A partir da constatação de que o enunciado do problema era o vilão do ensino, o mais importante a fazer era elaborar problemas familiares e infantis, isto é, problemas que as crianças pudessem realmente imaginar a situação; enunciados nos quais o personagem principal de cada problema deveria ter uma razão para resolvê-lo. Ou seja, se a criança estivesse na situação descrita no problema, ela sentiria necessidade de encontrar a solução; os enunciados, com o vocabulário e a estrutura da sentença, deveriam estar dentro da capacidade de leitura da criança que deveria resolvê-lo. (WASHBURNE; MORPHETT, 1928).

Como é possível notar, a partir dos resultados das investigações desenvolvidas pela Comissão dos Sete, as orientações pedagógicas de Washburne se voltaram à elaboração e/ou à escolha dos problemas aritméticos, e não ao como ensinar a resolver problemas.
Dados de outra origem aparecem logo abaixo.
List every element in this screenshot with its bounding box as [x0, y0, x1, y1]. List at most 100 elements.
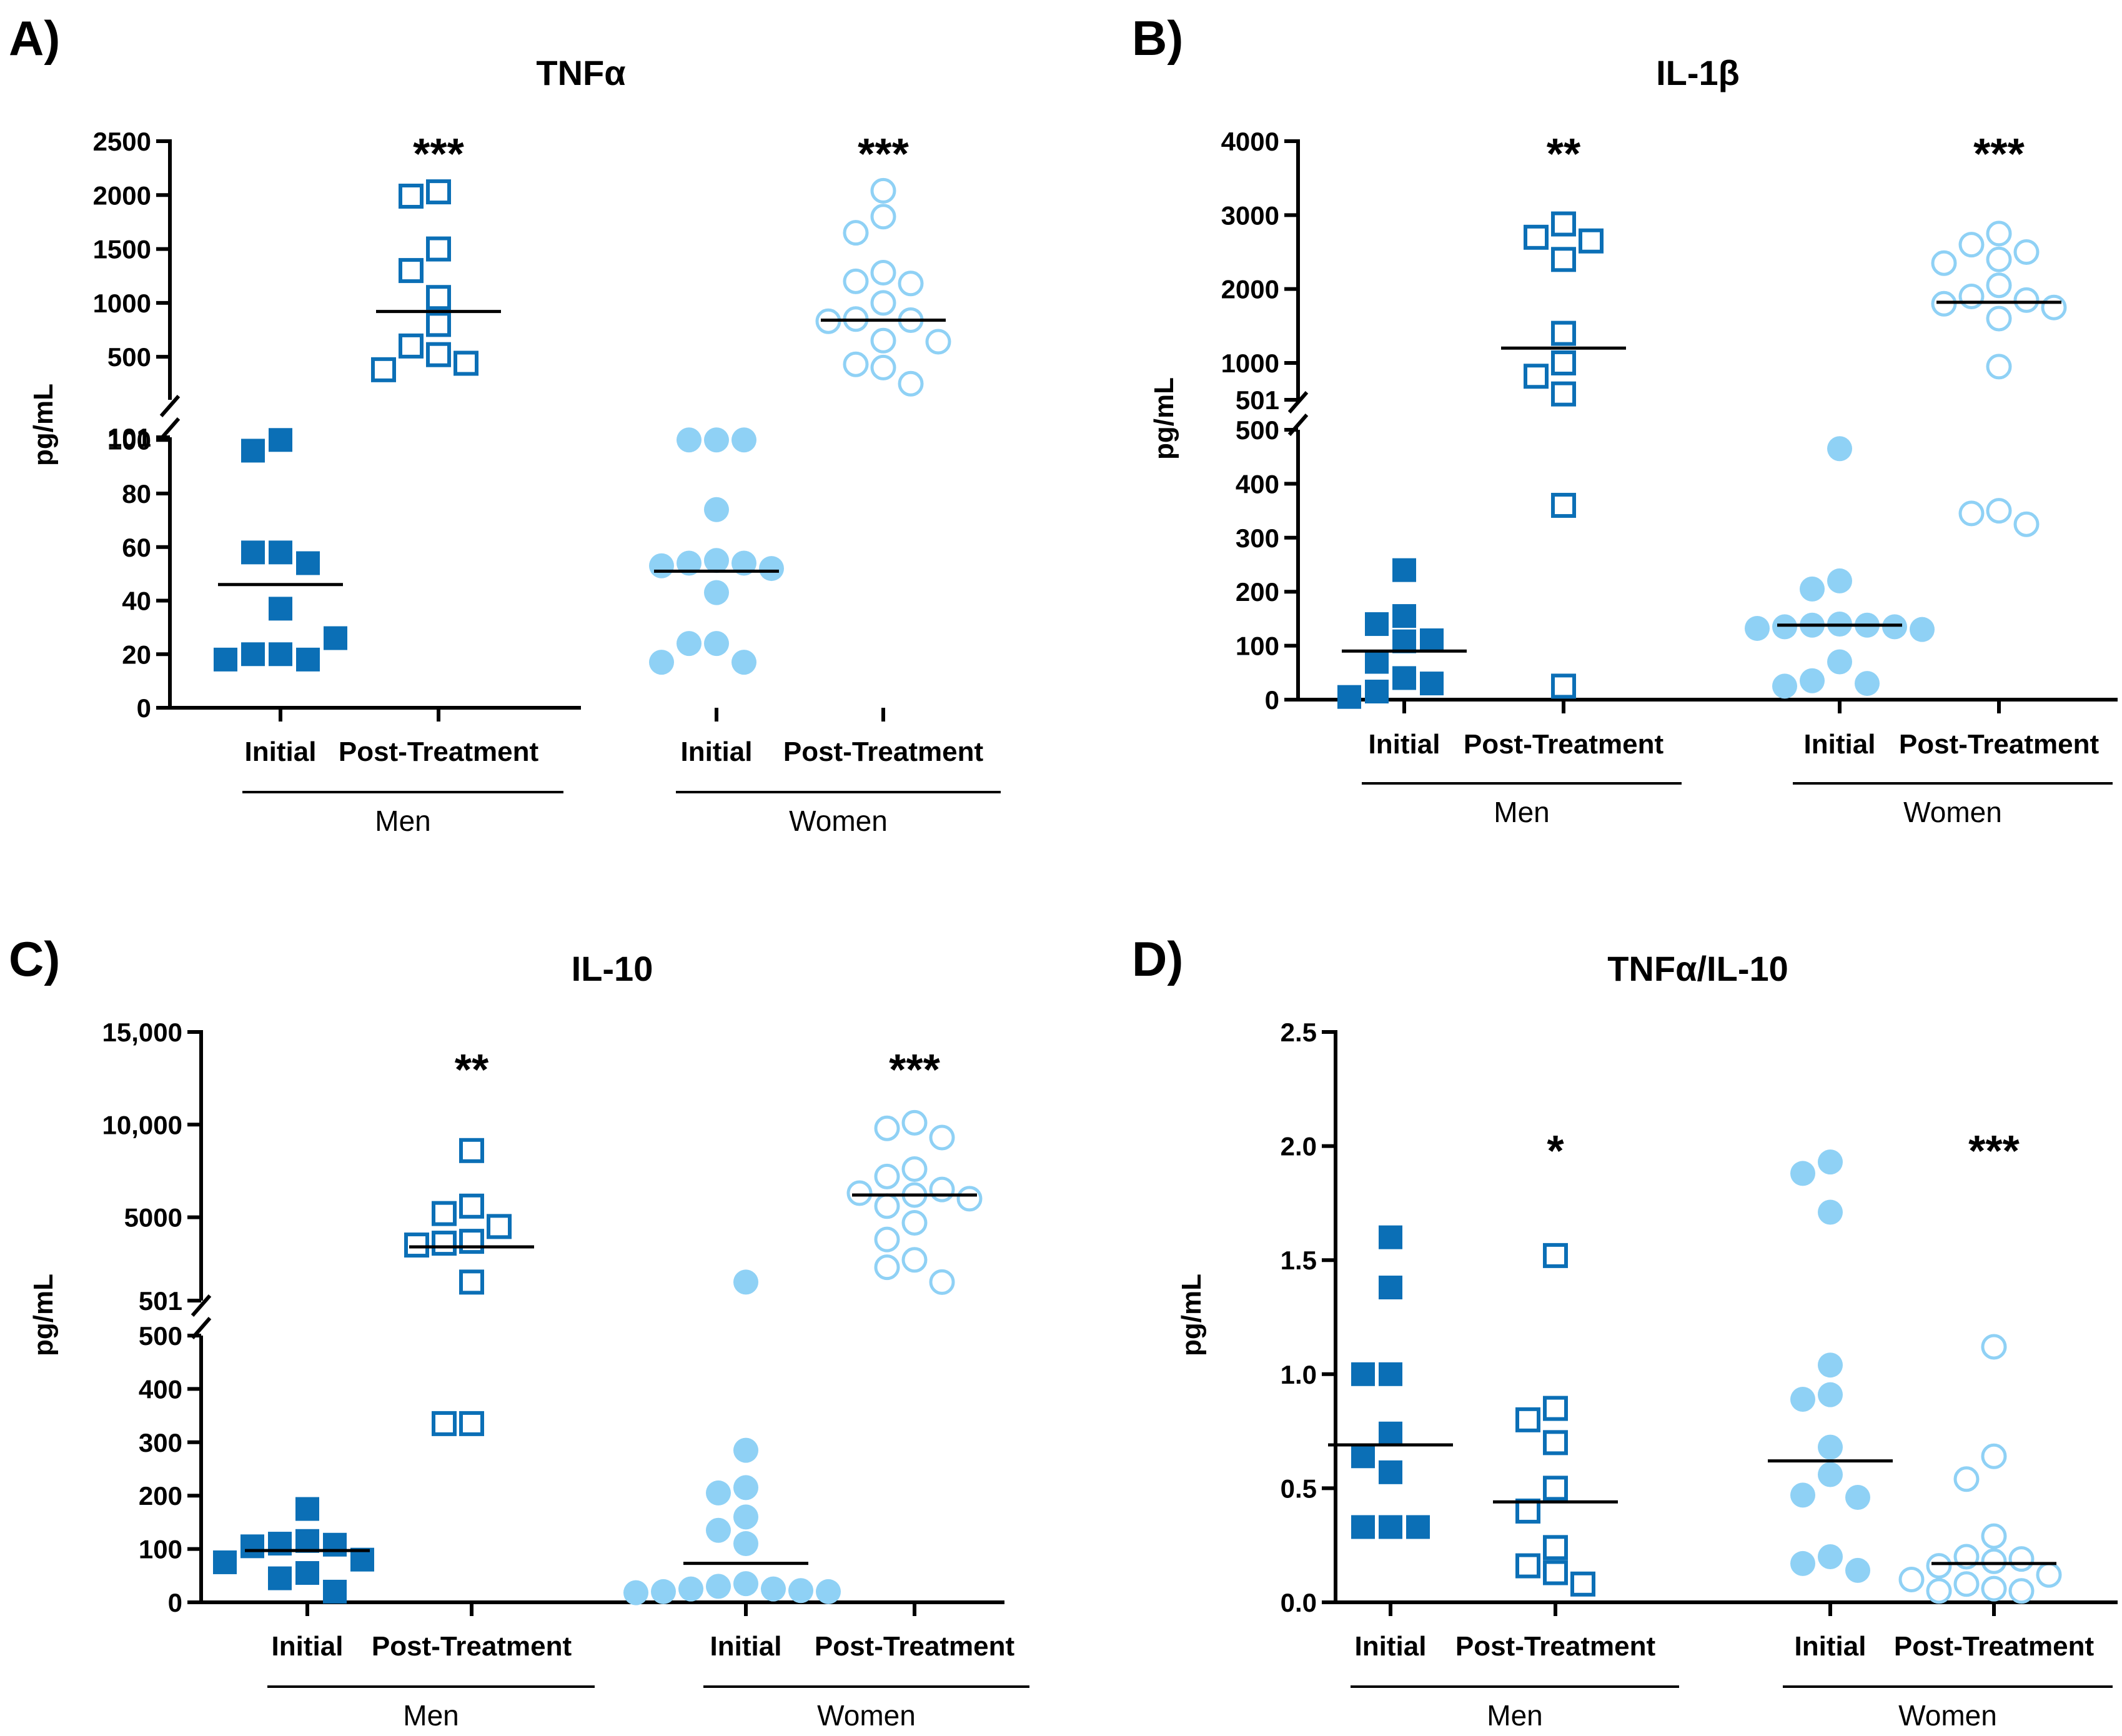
data-point	[1818, 1382, 1843, 1407]
y-tick-label: 20	[122, 640, 151, 669]
data-point	[704, 497, 729, 522]
data-point	[269, 642, 292, 667]
data-point	[1958, 232, 1985, 258]
data-point	[1958, 500, 1985, 527]
data-point	[1827, 568, 1852, 593]
data-point	[1981, 1575, 2007, 1602]
data-point	[1818, 1199, 1843, 1225]
data-point	[677, 427, 702, 453]
data-point	[731, 427, 756, 453]
data-point	[706, 1517, 731, 1543]
data-point	[1579, 228, 1604, 254]
group-label: Women	[817, 1699, 916, 1732]
data-point	[241, 439, 265, 463]
panel-letter: B)	[1132, 11, 1183, 66]
data-point	[1551, 320, 1576, 346]
data-point	[1926, 1578, 1952, 1604]
data-point	[704, 427, 729, 453]
data-point	[1790, 1482, 1815, 1508]
data-point	[1392, 558, 1416, 582]
data-point	[870, 260, 896, 286]
group-label: Men	[403, 1699, 459, 1732]
panel-letter: C)	[9, 931, 60, 986]
y-tick-label: 400	[1236, 469, 1279, 498]
group-label: Men	[1494, 796, 1549, 828]
data-point	[929, 1176, 955, 1203]
data-point	[1543, 1396, 1568, 1421]
data-point	[1351, 1515, 1375, 1539]
y-tick-label: 400	[139, 1374, 182, 1404]
x-category-label: Post-Treatment	[1894, 1631, 2095, 1662]
data-point	[1845, 1557, 1870, 1583]
data-point	[1772, 673, 1797, 699]
data-point	[1818, 1149, 1843, 1175]
data-point	[759, 556, 784, 582]
data-point	[1337, 685, 1361, 709]
data-point	[426, 312, 451, 337]
axis-break-mark	[159, 417, 181, 440]
y-tick-label: 0.0	[1281, 1588, 1317, 1617]
data-point	[399, 184, 424, 209]
data-point	[1392, 666, 1416, 690]
data-point	[901, 1109, 928, 1136]
data-point	[1524, 364, 1549, 389]
data-point	[874, 1115, 900, 1141]
data-point	[1986, 354, 2012, 380]
data-point	[2008, 1546, 2035, 1572]
data-point	[432, 1201, 457, 1226]
y-tick-label: 80	[122, 479, 151, 508]
data-point	[1379, 1460, 1402, 1484]
y-tick-label: 4000	[1221, 127, 1279, 156]
data-point	[1818, 1462, 1843, 1487]
data-point	[323, 1532, 347, 1557]
chart-title: IL-1β	[1656, 53, 1740, 92]
data-point	[1790, 1161, 1815, 1186]
chart-title: TNFα/IL-10	[1607, 949, 1788, 988]
group-label: Men	[375, 805, 430, 837]
data-point	[1953, 1466, 1980, 1492]
y-tick-label: 1.0	[1281, 1360, 1317, 1389]
data-point	[432, 1231, 457, 1256]
data-point	[1926, 1553, 1952, 1579]
panel-d-ratio: D) TNFα/IL-10 pg/mL 0.0 0.5 1.0 1.5 2.0 2.5 In…	[1132, 931, 2118, 1732]
data-point	[1392, 629, 1416, 653]
y-tick-label: 200	[1236, 577, 1279, 607]
data-point	[1351, 1362, 1375, 1386]
data-point	[1958, 283, 1985, 309]
data-point	[1745, 615, 1770, 641]
y-tick-label: 2000	[1221, 275, 1279, 304]
data-point	[487, 1214, 512, 1239]
data-point	[1551, 381, 1576, 407]
y-tick-label: 1500	[93, 235, 151, 264]
x-category-label: Post-Treatment	[783, 737, 984, 767]
data-point	[733, 1269, 758, 1295]
data-point	[1827, 649, 1852, 675]
data-point	[399, 258, 424, 284]
data-point	[1379, 1515, 1402, 1539]
data-point	[925, 329, 951, 355]
data-point	[843, 220, 869, 246]
data-point	[678, 1576, 703, 1602]
data-point	[1543, 1535, 1568, 1560]
data-point	[733, 1437, 758, 1463]
chart-title: TNFα	[536, 53, 625, 92]
data-point	[296, 551, 320, 575]
data-point	[1790, 1386, 1815, 1412]
y-tick-label: 2.5	[1281, 1018, 1317, 1047]
data-point	[323, 1579, 347, 1604]
x-category-label: Initial	[272, 1631, 344, 1662]
data-point	[901, 1209, 928, 1236]
data-point	[901, 1247, 928, 1273]
data-point	[870, 290, 896, 316]
chart-title: IL-10	[572, 949, 653, 988]
data-point	[426, 236, 451, 262]
data-point	[1818, 1352, 1843, 1378]
x-category-label: Post-Treatment	[372, 1631, 572, 1662]
data-point	[1551, 350, 1576, 375]
data-point	[733, 1531, 758, 1557]
x-category-label: Initial	[1804, 729, 1876, 760]
data-point	[706, 1574, 731, 1599]
axis-break-mark	[191, 1294, 212, 1317]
O que estava em jogo era a superação de enunciados que remetessem às situações da vida adulta, e tratassem os problemas como aplicação direta de conteúdos aprendidos anteriormente. Não se tratava de abolir do ensino os problemas de aplicação, mas matematizar situações reais e familiares às crianças. Suas orientações evidenciam que a estrutura semântica dos problemas seria muito mais importante do que a estrutura sintática, sendo determinante na resolução de problemas. As diferenças semânticas nos diversos problemas se refletiam na capacidade das crianças em representá-los matematicamente.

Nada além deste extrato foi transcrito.